30 août 2010

Motus et bouche cousue







Un match, encore un. Et encore une fois, se taire. Tous les quatre ans c'est la même rengaine. Il se lasse. Il fatigue de cette envie à la con de regarder d'autres mecs que lui, courir après un ballon. Il est jaloux. Ont-ils de plus belles fesses que les siennes ? Sont ils plus musclés, plus beaux ? Ou est ce parce qu'il se dégarnit ? Foutaises, Zidane avait moins de cheveux que lui et pourtant, il lui volait déjà la vedette.

Mais c'est vrai quoi à la fin ! Il en a marre de devoir se taire tandis que sa moitié, d'un œil lumineux, s'abreuve de la vision de ces hommes suants et débiles. Courir après un ballon, a-t-on idée ? Et puis ces… Vuvuzelas lui sortent par les oreilles ! Enfin, surtout, pénètrent ses esgourdes ! Et le son à fond, et vas-y que je te bois de la bière, que je te bouffe des chips. Pas un regard pour lui, rien ! Au moins a-t-il échappé à la horde d'amis en tous genres qui voulaient profiter de leur grand écran plat.
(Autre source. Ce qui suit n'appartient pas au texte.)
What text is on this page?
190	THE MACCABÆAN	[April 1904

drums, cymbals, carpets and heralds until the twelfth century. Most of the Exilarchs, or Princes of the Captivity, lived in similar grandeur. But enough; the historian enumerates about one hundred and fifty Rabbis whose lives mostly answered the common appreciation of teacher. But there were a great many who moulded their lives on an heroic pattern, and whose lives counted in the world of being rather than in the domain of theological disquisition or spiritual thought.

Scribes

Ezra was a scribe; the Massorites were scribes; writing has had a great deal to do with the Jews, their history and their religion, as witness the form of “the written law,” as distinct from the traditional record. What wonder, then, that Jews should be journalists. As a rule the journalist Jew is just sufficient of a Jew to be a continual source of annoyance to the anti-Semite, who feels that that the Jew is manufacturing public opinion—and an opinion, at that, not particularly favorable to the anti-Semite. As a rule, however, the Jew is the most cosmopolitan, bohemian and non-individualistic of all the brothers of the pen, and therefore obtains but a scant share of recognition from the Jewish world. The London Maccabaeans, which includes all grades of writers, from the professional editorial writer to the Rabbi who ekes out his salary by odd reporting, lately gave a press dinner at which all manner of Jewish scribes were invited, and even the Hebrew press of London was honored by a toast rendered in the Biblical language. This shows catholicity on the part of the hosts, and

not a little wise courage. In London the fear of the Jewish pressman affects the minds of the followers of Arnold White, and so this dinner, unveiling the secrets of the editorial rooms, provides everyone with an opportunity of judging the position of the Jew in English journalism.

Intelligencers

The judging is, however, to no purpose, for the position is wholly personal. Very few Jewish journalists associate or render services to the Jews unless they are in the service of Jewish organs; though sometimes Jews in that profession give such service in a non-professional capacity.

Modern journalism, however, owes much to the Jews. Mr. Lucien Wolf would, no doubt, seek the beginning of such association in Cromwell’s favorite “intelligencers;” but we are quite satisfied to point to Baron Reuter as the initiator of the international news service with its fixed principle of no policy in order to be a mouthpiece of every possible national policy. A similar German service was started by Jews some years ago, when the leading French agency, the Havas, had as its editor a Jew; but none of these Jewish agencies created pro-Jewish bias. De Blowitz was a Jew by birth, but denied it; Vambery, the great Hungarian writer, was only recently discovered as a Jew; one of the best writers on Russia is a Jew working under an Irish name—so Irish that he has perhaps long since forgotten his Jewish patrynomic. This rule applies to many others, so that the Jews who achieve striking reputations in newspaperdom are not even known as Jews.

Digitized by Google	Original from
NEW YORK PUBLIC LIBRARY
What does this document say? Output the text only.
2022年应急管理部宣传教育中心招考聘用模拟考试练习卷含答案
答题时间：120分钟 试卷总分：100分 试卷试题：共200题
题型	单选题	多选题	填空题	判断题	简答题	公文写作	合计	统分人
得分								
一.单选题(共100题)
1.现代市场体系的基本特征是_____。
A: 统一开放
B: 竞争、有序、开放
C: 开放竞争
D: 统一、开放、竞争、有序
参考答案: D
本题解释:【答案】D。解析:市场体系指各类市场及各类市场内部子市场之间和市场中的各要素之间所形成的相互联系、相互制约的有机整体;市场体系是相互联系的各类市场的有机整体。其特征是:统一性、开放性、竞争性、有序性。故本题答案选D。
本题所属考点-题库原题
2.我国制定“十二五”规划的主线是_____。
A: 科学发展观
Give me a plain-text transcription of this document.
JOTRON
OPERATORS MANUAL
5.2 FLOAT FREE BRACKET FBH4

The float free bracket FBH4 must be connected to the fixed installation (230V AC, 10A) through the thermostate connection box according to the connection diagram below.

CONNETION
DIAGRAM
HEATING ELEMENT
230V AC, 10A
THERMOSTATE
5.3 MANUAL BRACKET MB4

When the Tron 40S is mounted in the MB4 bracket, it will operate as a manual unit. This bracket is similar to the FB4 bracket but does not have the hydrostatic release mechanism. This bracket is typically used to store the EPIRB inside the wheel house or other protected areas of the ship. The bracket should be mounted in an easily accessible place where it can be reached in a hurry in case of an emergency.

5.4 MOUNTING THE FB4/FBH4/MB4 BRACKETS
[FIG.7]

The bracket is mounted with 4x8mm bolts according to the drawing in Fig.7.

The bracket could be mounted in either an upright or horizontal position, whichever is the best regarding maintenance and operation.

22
Dans la baie vitrée, il contemple le reflet de sa moitié. Pourquoi a-t-il fallu qu'il tombe sur quelqu'un qui avait les besoins primaires du mâle moyen ? En plus, ce soir, c'était les Experts, normalement ! Mais avec leur foutu match, ils ont annulé ! Rageur, il tranche les légumes un peu plus fort qu'il ne faudrait pour ne pas perturber la douce musique des trompettes africaines, s'attirant un Moins de bruit s'teuplait ! Pis, c'est un match important, tu te rends pas compte…

Oui, oui, il comprend, il se rend compte, il fait silence, comme à chaque fois. Il chope un bouquin de cuisine, tente de s'absorber dans la recette. Tête… Tête, ballon (encore !) de vinaigre, livre de beurre, persil, tête de veau. Un brouillard de mots. Un brouillard intangible qui se dresse en son esprit. Les trompettes résonnent à ses oreilles. Il ne veut rien qu'un peu de silence, il s'avance vers l'écran et attrape la télécommande. Sans même entendre les protestations de sa demi de couple - il est devant la télévision à un moment stratégique - il éteint.

Les Experts. Il voulait regarder les Experts ! Merde à la fin ! Il ouvre les yeux, un peu, puis plus grand, contemplant sa moitié qu'il pourrait désormais qualifier de quart, voire de huitième, une pomme dans la bouche. Il a un torchon sale à la main, poisseux, collant. Et rouge, si rouge ! Et le silence, ce silence qu'il savoure sans même se rendre compte encore que la tête de sa moitié, pomme dans la bouche, persil dans les oreilles, repose sur un plat. Au milieu de la table.

Son père disait toujours que les footeux, c'étaient des bœufs. De bœuf à veau, il n'y a qu'un pas.